This highly endangered Australian frog species is now in immediate danger of extinction due to recent bushfires.

The Corroboree frog is Australia’s most endangered frog species. A striking black frog with yellow or lime green stripes, an individual will grow to no larger than 30mm long.

There are two types of Corroboree frog – the southern species – Pseudophryne corroboree, and the Northern – Pseudophryne pengilleyi. They differ in their distribution, and slightly in appearance – P. pengilleyi has more greenish, narrower stripes (Bennett, 1997). Both are endangered and have been declining in abundance over the last few years.

The Corroboree frog is found in sphagnum bogs and waterlogged grasslands edged by woodland. The adults hibernate through winter in the wooded hillsides, and lay small clutches of eggs in hollows in the waterlogged bogs during the breeding season – which is in summer, as opposed to the more usual spring. The pre-metamorphic stages (embryo and tadpole) can last up to a year – lengthy compared to other frog species. The tadpoles are freed from the hollows in the bogs by flooding from melting snow and winter rains. Metamorphosis occurs in summer.

The diet of the adult Corroboree frog consists mostly of ants, but also beetles and mites. The froglet diet is rather more varied. The adult frog call is described as the sound of a wet finger moving over a balloon. The males can be enticed to call by a loud shout – surveys of the frog populations are often carried out by the surveyor shouting, then counting the number of responses.

The Corroboree frog began to decline in numbers in the 1980s, and populations rapidly dropped during the 90s. It was placed on the Federal Government’s most critically endangered list in 2001. Threats to its survival included a pathogen known as Chytrid fungus; increased exposure to ultraviolet (a threat to many frog species); and development of its habitat for ski resorts and hydro-electrical schemes. In 2002 it was estimated that only around 200 individuals remained in the wild – in around 30 very fragmented populations. The Northern Corroboree frog is less threatened, but is also declining in numbers. The Southern Corroboree frog was assessed in 2002 as being so critically low in numbers as to no longer have a viable population. Extinction was imminent unless drastic measures were taken.

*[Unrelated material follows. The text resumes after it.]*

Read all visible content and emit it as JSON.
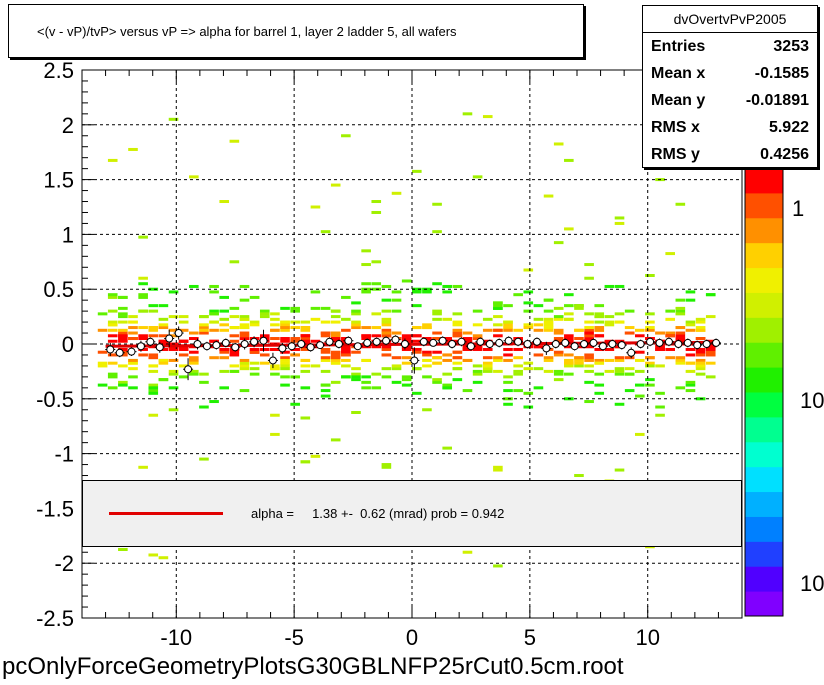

A captive breeding program was established, habitat protection and research was underway – though funding was still required. It was hoped that captive bred frogs could be reintroduced to the wild. This is an expensive process, but probably the only hope for the continued survival of the species in the wild.

In January of 2003, bushfires swept Kosciuszko National Park – the remaining habitat of the Southern Corroboree frog. 75% of the park’s 675,000 ha. area was burnt, including every site that the frog occurs in. There are as yet no studies as to the number of individuals remaining – Gerry Maranatelli of the Amphibian Research Centre believes that there will be far less than 100 surviving (Sydney Morning Herald, Feb. 8-9, 2003). The fire did not move in the classic mosaic pattern that leaves patches untouched – but instead completely burnt out large areas of land. Much of the habitat of the Northern Corroboree Frog was also destroyed as fires swept through areas of bushland to the west of the A.C.T.

The prognosis for the Corroboree frog seems dim. Those individuals that escaped the fires will find their habitat destroyed. For a species at dire risk of extinction before such a disaster, the chances of recovering seem slim. Also at risk is the Mountain Pygmy Possum – another denizen of the National Park. I will update this write-up as information is gained as to the current state of the Corroboree frog.

“Reptiles and Frogs of the Australian Capital Territory” by Ross Bennett, 1997.
Sydney Morning Herald Feb 8-9 2003 "Caught on the Hop" by Stephanie Peatling.